# Schaltanlage für Mexiko UL - IEC



## chris20jagd (29 Januar 2015)

Hallo.

Meine Firma hat schon mehrere gleiche Schaltanlagen für einen Kunden nach IEC Norm geplant. Jetzt möchte der Kunde dieselbe Anlage in Mexiko aufstellen. 
Wenn jetzt der Schrank nach IEC gebaut wird, werden wir da wahrscheinlich auf die Nase fallen. Ist es hinreichend, den Schaltschrank nach UL zu planen und zu bauen. Wir sind nicht UL zertifiziert, unser Schrankbauer schon. 
Hat jemand Erfahrungen mit dem Export nach Mexiko? Was ist zu beachten? Gibt es so eine Art Leitfaden?

lg


----------



## bluebird277 (30 Januar 2015)

Hi,

wir haben schon etliche Anlagen nach Mexico geliefert. Unser Kunde wollte nie eine Ausführung nach UL.

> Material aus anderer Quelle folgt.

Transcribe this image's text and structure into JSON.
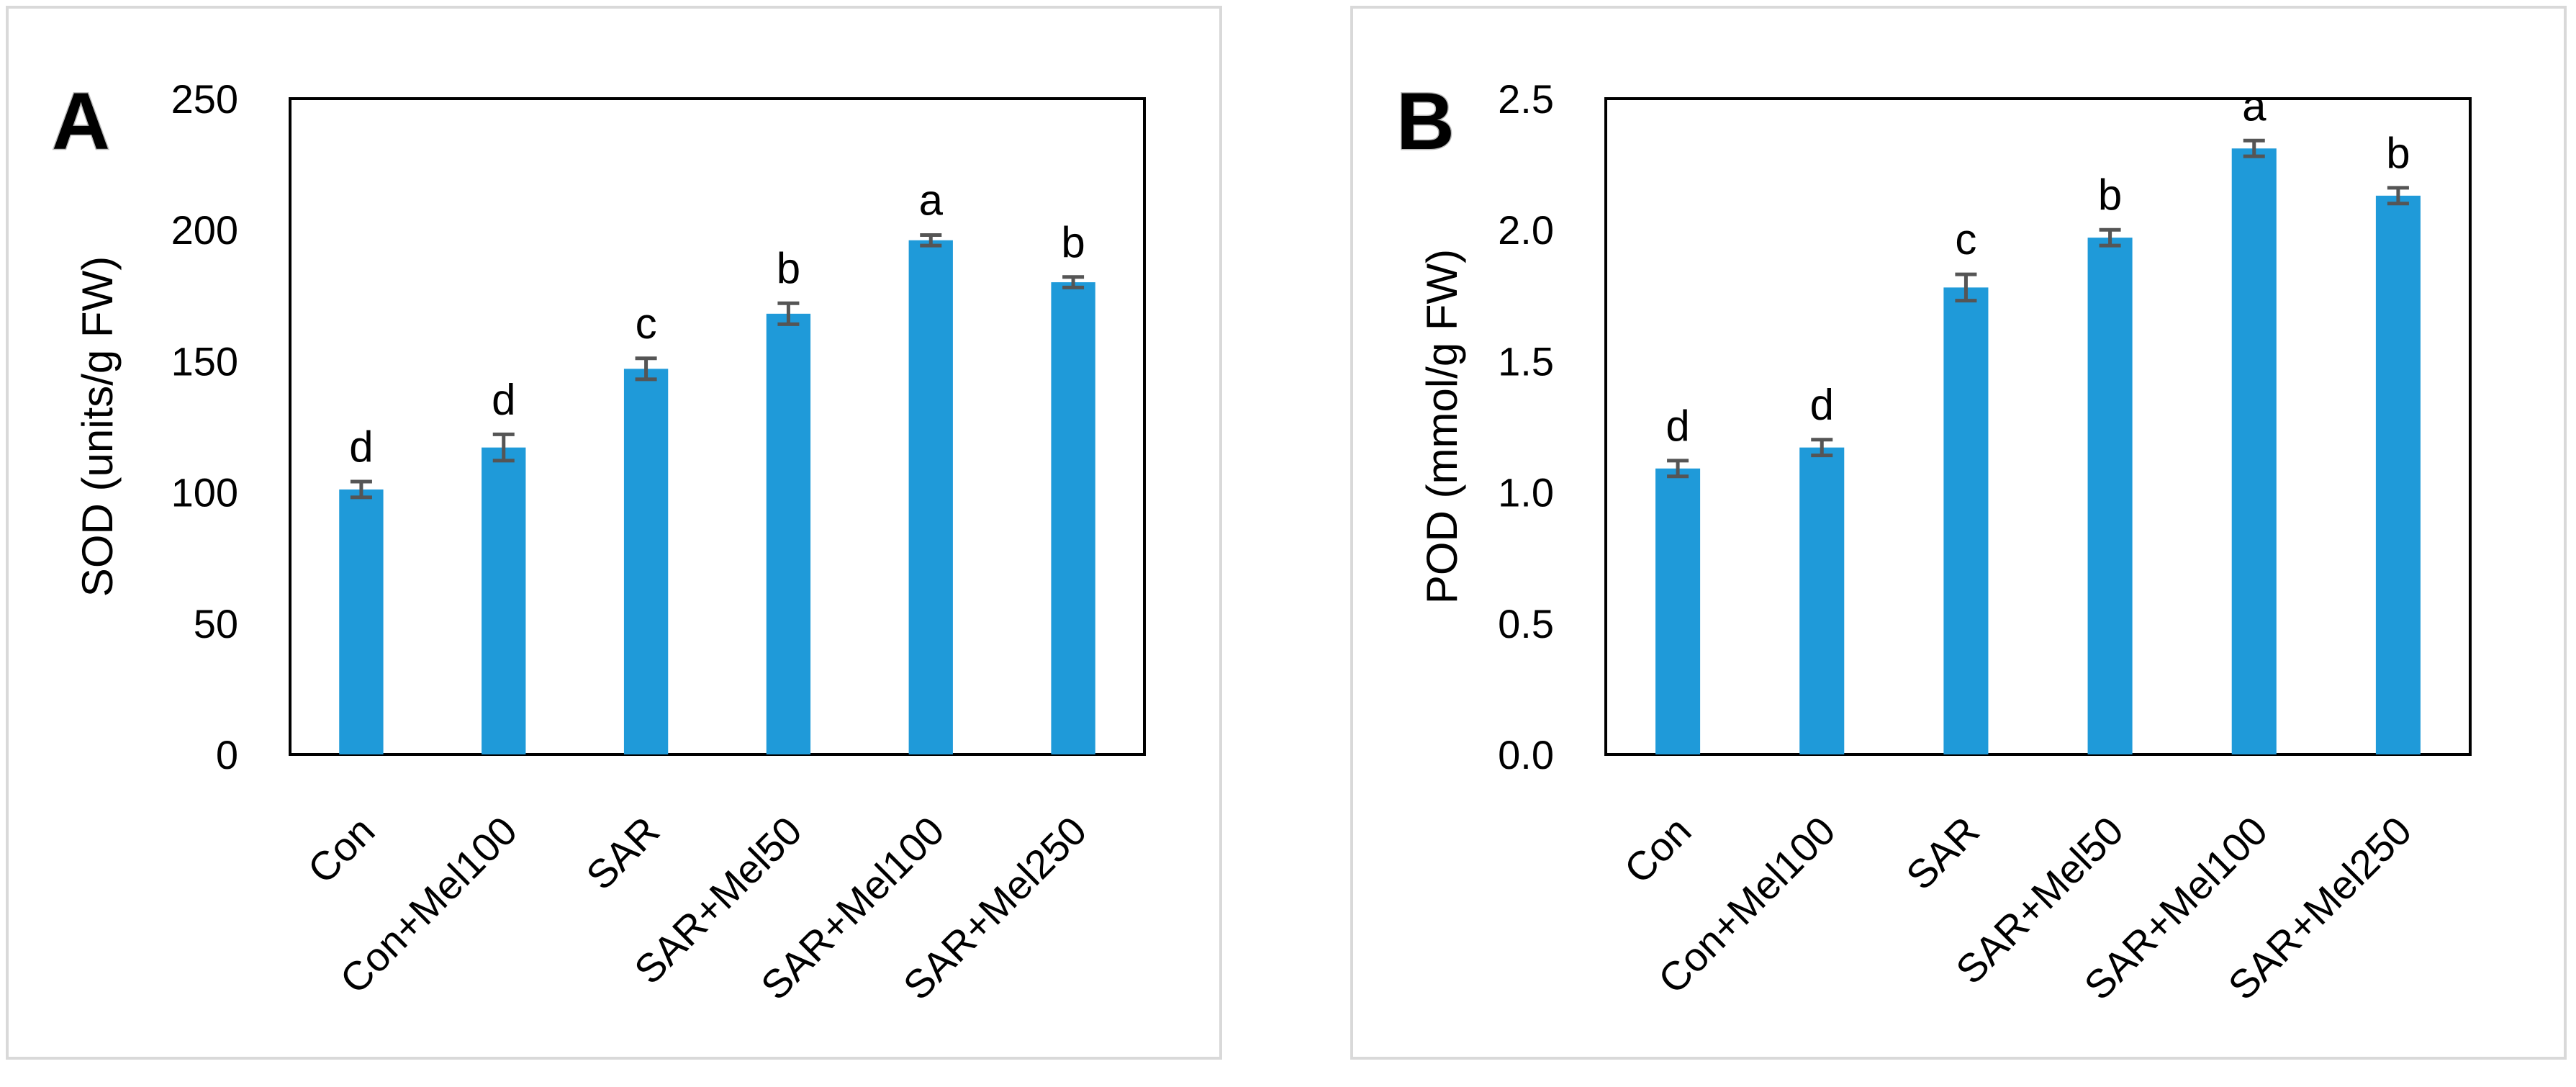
{
  "figure": {
    "panels": [
      "A",
      "B"
    ]
  },
  "colors": {
    "bar": "#1f9ad9",
    "error": "#555555",
    "frame": "#d9d9d9",
    "axis": "#000000"
  },
  "chart_data": [
    {
      "type": "bar",
      "panel_label": "A",
      "title": "",
      "xlabel": "",
      "ylabel": "SOD (units/g FW)",
      "ylim": [
        0,
        250
      ],
      "yticks": [
        0,
        50,
        100,
        150,
        200,
        250
      ],
      "ytick_labels": [
        "0",
        "50",
        "100",
        "150",
        "200",
        "250"
      ],
      "categories": [
        "Con",
        "Con+Mel100",
        "SAR",
        "SAR+Mel50",
        "SAR+Mel100",
        "SAR+Mel250"
      ],
      "values": [
        101,
        117,
        147,
        168,
        196,
        180
      ],
      "errors": [
        3,
        5,
        4,
        4,
        2,
        2
      ],
      "letters": [
        "d",
        "d",
        "c",
        "b",
        "a",
        "b"
      ],
      "grid": false,
      "legend": "none"
    },
    {
      "type": "bar",
      "panel_label": "B",
      "title": "",
      "xlabel": "",
      "ylabel": "POD (mmol/g FW)",
      "ylim": [
        0,
        2.5
      ],
      "yticks": [
        0,
        0.5,
        1.0,
        1.5,
        2.0,
        2.5
      ],
      "ytick_labels": [
        "0.0",
        "0.5",
        "1.0",
        "1.5",
        "2.0",
        "2.5"
      ],
      "categories": [
        "Con",
        "Con+Mel100",
        "SAR",
        "SAR+Mel50",
        "SAR+Mel100",
        "SAR+Mel250"
      ],
      "values": [
        1.09,
        1.17,
        1.78,
        1.97,
        2.31,
        2.13
      ],
      "errors": [
        0.03,
        0.03,
        0.05,
        0.03,
        0.03,
        0.03
      ],
      "letters": [
        "d",
        "d",
        "c",
        "b",
        "a",
        "b"
      ],
      "grid": false,
      "legend": "none"
    }
  ]
}
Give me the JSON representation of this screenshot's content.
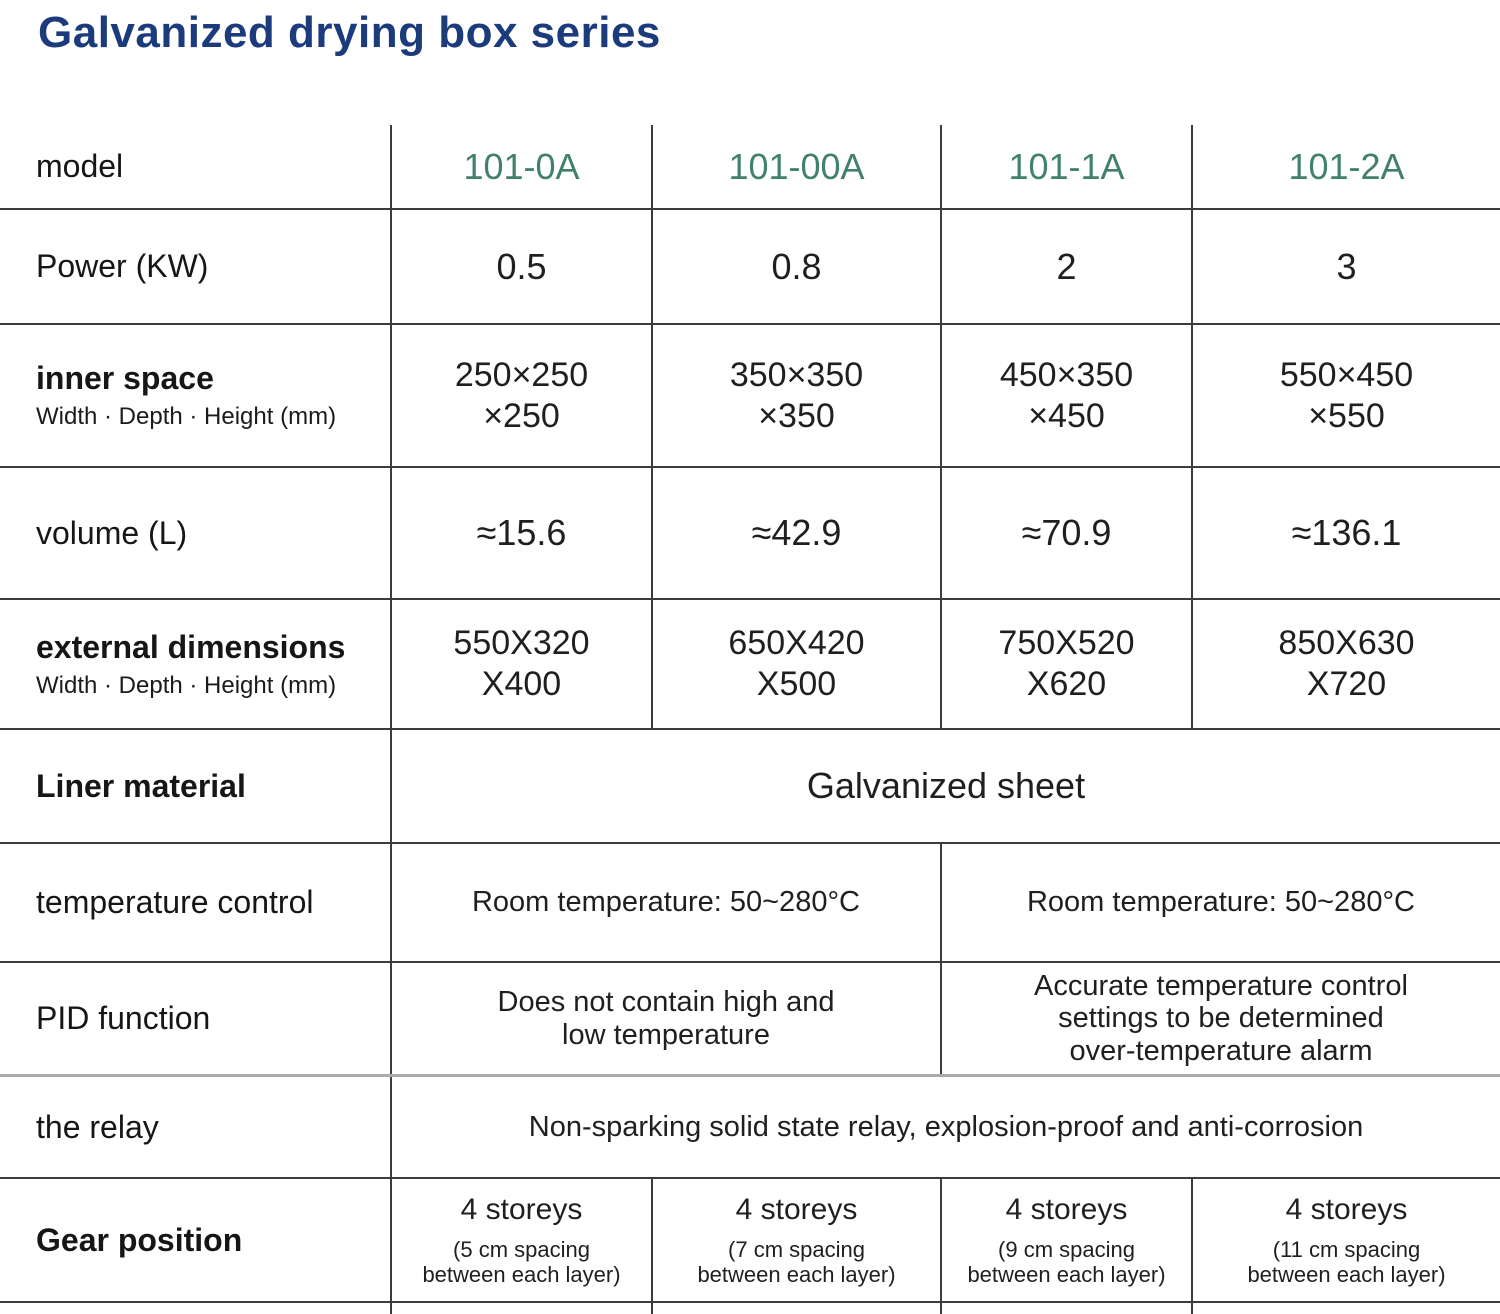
{
  "page": {
    "title": "Galvanized drying box series"
  },
  "table": {
    "columns": [
      "101-0A",
      "101-00A",
      "101-1A",
      "101-2A"
    ],
    "rows": {
      "model": {
        "label": "model"
      },
      "power": {
        "label": "Power (KW)",
        "values": [
          "0.5",
          "0.8",
          "2",
          "3"
        ]
      },
      "inner_space": {
        "label": "inner space",
        "sublabel": "Width · Depth · Height (mm)",
        "values": [
          "250×250\n×250",
          "350×350\n×350",
          "450×350\n×450",
          "550×450\n×550"
        ]
      },
      "volume": {
        "label": "volume (L)",
        "values": [
          "≈15.6",
          "≈42.9",
          "≈70.9",
          "≈136.1"
        ]
      },
      "external_dimensions": {
        "label": "external dimensions",
        "sublabel": "Width · Depth · Height (mm)",
        "values": [
          "550X320\nX400",
          "650X420\nX500",
          "750X520\nX620",
          "850X630\nX720"
        ]
      },
      "liner_material": {
        "label": "Liner material",
        "value": "Galvanized sheet"
      },
      "temperature_control": {
        "label": "temperature control",
        "values": [
          "Room temperature: 50~280°C",
          "Room temperature: 50~280°C"
        ]
      },
      "pid_function": {
        "label": "PID function",
        "values": [
          "Does not contain high and\nlow temperature",
          "Accurate temperature control\nsettings to be determined\nover-temperature alarm"
        ]
      },
      "relay": {
        "label": "the relay",
        "value": "Non-sparking solid state relay, explosion-proof and anti-corrosion"
      },
      "gear_position": {
        "label": "Gear position",
        "values": [
          {
            "storeys": "4 storeys",
            "note": "(5 cm spacing\nbetween each layer)"
          },
          {
            "storeys": "4 storeys",
            "note": "(7 cm spacing\nbetween each layer)"
          },
          {
            "storeys": "4 storeys",
            "note": "(9 cm spacing\nbetween each layer)"
          },
          {
            "storeys": "4 storeys",
            "note": "(11 cm spacing\nbetween each layer)"
          }
        ]
      }
    }
  },
  "colors": {
    "title-color": "#1b3b7c",
    "model-color": "#41806a",
    "text-color": "#1f1f1f",
    "border-color": "#3c3c3c"
  }
}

Das ist unsere Erfahrung. Das einzige Problem was wir haben neben der anderen Netzspannung, ist das das Stromnetz in Mexico zumindest da wo unsere Anlagen stehen nicht stabil ist. Das heißt viele komplett ausfälle und stark schwankende Netzspannung.

Gruß

bluebird


----------



## chris20jagd (30 Januar 2015)

Das heißt, dass der Aufbau der Schaltanlage, wie er in Europa üblich ist, dort auch akzeptiert wird? Dann müsste man nur die spannungsabhängigen Komponenten anpassen.

lg


----------



## bluebird277 (30 Januar 2015)

Ich kann hier nur von unseren Erfahrungen schreiben. Aber bei uns war es und ist nach wie vor so.


----------



## Larry Laffer (30 Januar 2015)

Gibt es ein Pflichtenheft von eurem Kunden ?
Ansonsten ggf. *mit *dem Kunden eines erstellen / festlegen in dem der Punkt geklärt ist ...

Gruß
Larry


----------



## chris20jagd (3 Februar 2015)

Wird noch gemacht. Wollte nur mal vorfühlen, und die gängige Praxis rausfinden. 
lg


----------



## DDU-1802 (28 Februar 2018)

Als Zertifzierungsinstitut haben wir die folgenden Erfahrungen gemacht: 
Für Mexiko gibt es für Maschien und Anlagen bzw. für Schaltschränke (noch) keine speziellen Normen (anders als für Haushalts-Elektronik). Häufig werden Maschinen die nach EN/IEC gebaut sind akzeptiert. Firmen aus USA die in Mexiko Werke unterhalten verlangen häufig die Einhaltung der NFPA 79 (USA) für die zu installierenden Maschinen (das sollte sich wie oben im Thread schon erwähnt aus dem Pflichtenheft ergeben). 
Mexiko hat übrigens den National Electrical Code (NEC oder auch NFPA 70) aus den USA mehr oder weniger unverändert übernommen.


----------